When our daughter was first diagnosed with a condition that was rare and new to me, we dove into the massive internet searches typical of our Web MD generation. After all the research and discussions with members of the XLH Network, we decided to travel to see a well-known pediatric endocrinologist who specializes in XLH.
I am certain our new doctor must have thought we were slightly insane as we began the process of traveling halfway across the country three times a year to see him; however, we were confident we were receiving the best care possible. Still, at every appointment he suggested that we get a doctor closer to home. He said he would be happy to work with any doctor we chose, but that eventually we were going to want and need a doctor we could see without getting on a plane.
He was right. The trips for medical care began to take their toll, and my daughter was beginning to resent this additional aspect of her treatment. So, the search for a doctor close to home began again. I started by doing internet searches for pediatric endocrinologists at five different university medical centers within three-and-a-half hours driving distance. At this point, I knew what we wanted in a doctor, and I understood enough about XLH to know what kind of doctor we didn’t want.
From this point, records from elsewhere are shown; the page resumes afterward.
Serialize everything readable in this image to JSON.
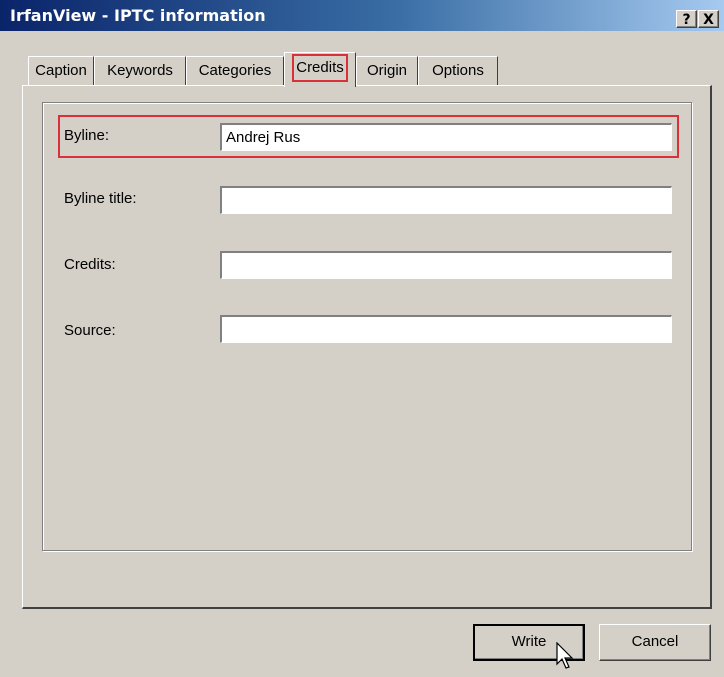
{
  "window": {
    "title": "IrfanView - IPTC information",
    "help_button": "?",
    "close_button": "X"
  },
  "tabs": [
    {
      "label": "Caption",
      "active": false
    },
    {
      "label": "Keywords",
      "active": false
    },
    {
      "label": "Categories",
      "active": false
    },
    {
      "label": "Credits",
      "active": true
    },
    {
      "label": "Origin",
      "active": false
    },
    {
      "label": "Options",
      "active": false
    }
  ],
  "fields": {
    "byline": {
      "label": "Byline:",
      "value": "Andrej Rus"
    },
    "byline_title": {
      "label": "Byline title:",
      "value": ""
    },
    "credits": {
      "label": "Credits:",
      "value": ""
    },
    "source": {
      "label": "Source:",
      "value": ""
    }
  },
  "buttons": {
    "write": "Write",
    "cancel": "Cancel"
  },
  "colors": {
    "highlight": "#d9303a",
    "titlebar_start": "#0a246a",
    "titlebar_end": "#a6caf0",
    "dialog_face": "#d4d0c8"
  },
  "icons": {
    "cursor": "arrow-cursor-icon"
  }
}
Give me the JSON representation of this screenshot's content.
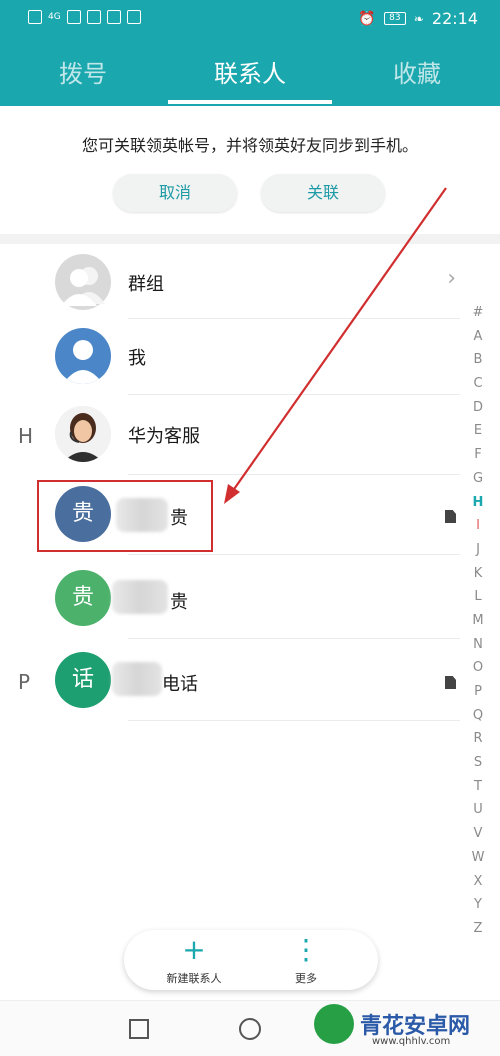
{
  "status": {
    "time": "22:14",
    "battery": "83",
    "network": "4G"
  },
  "tabs": [
    {
      "label": "拨号",
      "active": false
    },
    {
      "label": "联系人",
      "active": true
    },
    {
      "label": "收藏",
      "active": false
    }
  ],
  "prompt": {
    "text": "您可关联领英帐号，并将领英好友同步到手机。",
    "cancel_label": "取消",
    "link_label": "关联"
  },
  "contacts": [
    {
      "section": "",
      "avatar_text": "",
      "label": "群组",
      "avatar": "group-icon"
    },
    {
      "section": "",
      "avatar_text": "",
      "label": "我",
      "avatar": "person-icon"
    },
    {
      "section": "H",
      "avatar_text": "",
      "label": "华为客服",
      "avatar": "service-photo"
    },
    {
      "section": "",
      "avatar_text": "贵",
      "label": "贵",
      "avatar_color": "#4a6f9e"
    },
    {
      "section": "",
      "avatar_text": "贵",
      "label": "贵",
      "avatar_color": "#4cb26b"
    },
    {
      "section": "P",
      "avatar_text": "话",
      "label": "电话",
      "avatar_color": "#1e9f72"
    }
  ],
  "alphabet": [
    "#",
    "A",
    "B",
    "C",
    "D",
    "E",
    "F",
    "G",
    "H",
    "I",
    "J",
    "K",
    "L",
    "M",
    "N",
    "O",
    "P",
    "Q",
    "R",
    "S",
    "T",
    "U",
    "V",
    "W",
    "X",
    "Y",
    "Z"
  ],
  "alphabet_current": "H",
  "bottom_bar": {
    "new_contact_label": "新建联系人",
    "more_label": "更多"
  },
  "watermark": {
    "title": "青花安卓网",
    "url": "www.qhhlv.com"
  },
  "colors": {
    "accent": "#1aa7ad",
    "annotation": "#d12f2f"
  }
}
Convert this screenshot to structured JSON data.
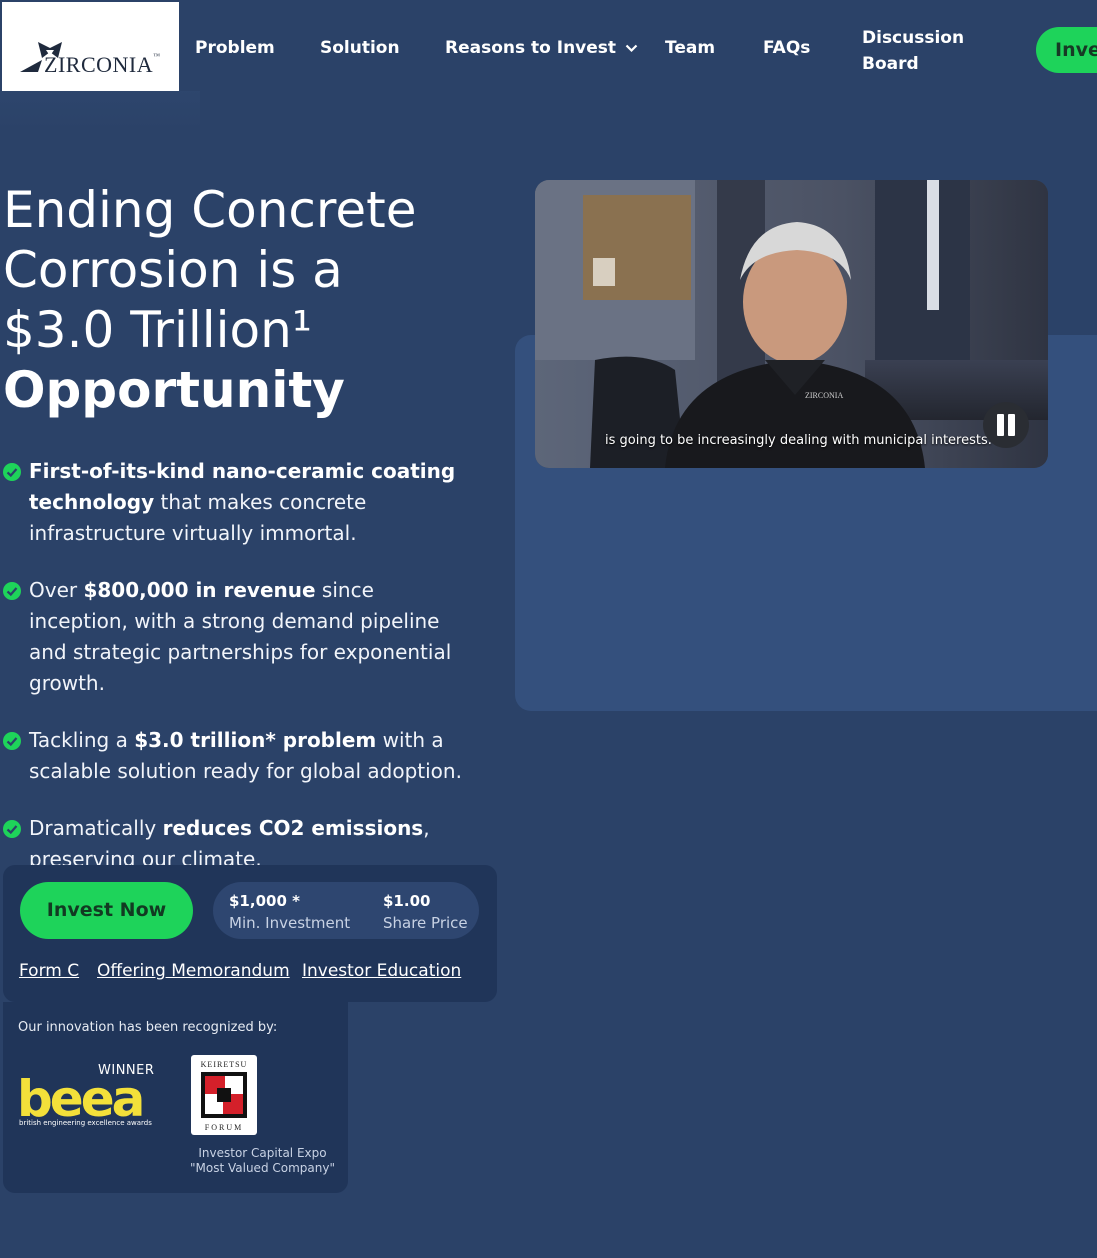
{
  "nav": {
    "brand": "ZIRCONIA",
    "items": [
      "Problem",
      "Solution",
      "Reasons to Invest",
      "Team",
      "FAQs"
    ],
    "discussion_line1": "Discussion",
    "discussion_line2": "Board",
    "cta": "Inve"
  },
  "hero": {
    "headline_line1": "Ending Concrete",
    "headline_line2": "Corrosion is a",
    "headline_line3": "$3.0 Trillion¹",
    "headline_bold": "Opportunity",
    "bullets": [
      {
        "pre": "",
        "bold": "First-of-its-kind nano-ceramic coating technology",
        "post": " that makes concrete infrastructure virtually immortal."
      },
      {
        "pre": "Over ",
        "bold": "$800,000 in revenue",
        "post": " since inception, with a strong demand pipeline and strategic partnerships for exponential growth."
      },
      {
        "pre": "Tackling a ",
        "bold": "$3.0 trillion* problem",
        "post": " with a scalable solution ready for global adoption."
      },
      {
        "pre": "Dramatically ",
        "bold": "reduces CO2 emissions",
        "post": ", preserving our climate."
      }
    ]
  },
  "video": {
    "caption": "is going to be increasingly dealing with municipal interests.",
    "shirt_logo": "ZIRCONIA"
  },
  "invest": {
    "button": "Invest Now",
    "min_value": "$1,000 *",
    "min_label": "Min. Investment",
    "price_value": "$1.00",
    "price_label": "Share Price",
    "links": [
      "Form C",
      "Offering Memorandum",
      "Investor Education"
    ]
  },
  "awards": {
    "title": "Our innovation has been recognized by:",
    "beea_winner": "WINNER",
    "beea_logo": "beea",
    "beea_sub": "british engineering excellence awards",
    "kf_top": "KEIRETSU",
    "kf_bottom": "FORUM",
    "kf_caption_line1": "Investor Capital Expo",
    "kf_caption_line2": "\"Most Valued Company\""
  },
  "colors": {
    "background": "#2b4268",
    "accent": "#1ed35a",
    "card": "#203559",
    "beea_yellow": "#f3e03a"
  }
}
During the first search, I'd had no idea that knowing these needs and how to express them would be so valuable. During the early days after diagnosis, I did not know that I needed to look for a doctor with experience treating XLH and who had an active research agenda that would better ensure they were up-to-date in terms of XLH research and treatment. I didn’t know that I wanted a doctor who would be more conservative with the care and would exhaust medicinal therapies before even considering surgery as an option. And because that was the first time I needed a specialist for my child, I did not know what type of doctor personae I needed for our family to feel comfortable with this transition.
During the second search, however, I knew what we needed. I pored over doctor profiles on university websites looking for an endocrinologist who listed interests in endocrine disorders other than diabetes. Eventually, I found a doctor whose research interests included “metabolic bone disorders.” I was cautiously optimistic, but knew that doctors' offices associated with universities tend to be overrun with patients and difficult to get on the phone. So, I emailed the office about our goals in which I explained the following:
- My daughter’s medical history and our hopes to find a doctor closer to home
- Our desire to find a doctor willing to work in conjunction with our XLH specialist
- My hope to have an open relationship with our new doctor in which lab results would be forwarded to me and to our XLH specialist
- A statement of excitement to have potentially found someone whose research interests suggested an interest in XLH
Two days later we received an email from the local specialist who is now our “home-base” doctor, and she told us she would be happy to meet with us. Our current medical checkups involve seeing our new doctor twice during the school year and a visit to our XLH specialist every summer.
I am posting our story in hopes that it will help provide others with ideas about how to get the best care possible for their children. I am conscious of the fact that many people do not have the option of seeking out medical care that is located outside their city of residence or their insurance network. However, I am also confident that knowing what you need in a doctor, combined with thoughtful correspondence, can lead to strong and rewarding doctor/patient relationships.
My daughter is now seven years old, and we have been working for five years to get to the point that we are now. It has not been easy financially, physically, or emotionally, but it has certainly been worth the peace of mind that comes with finding two doctors who I am confident care greatly for my child and her wellbeing.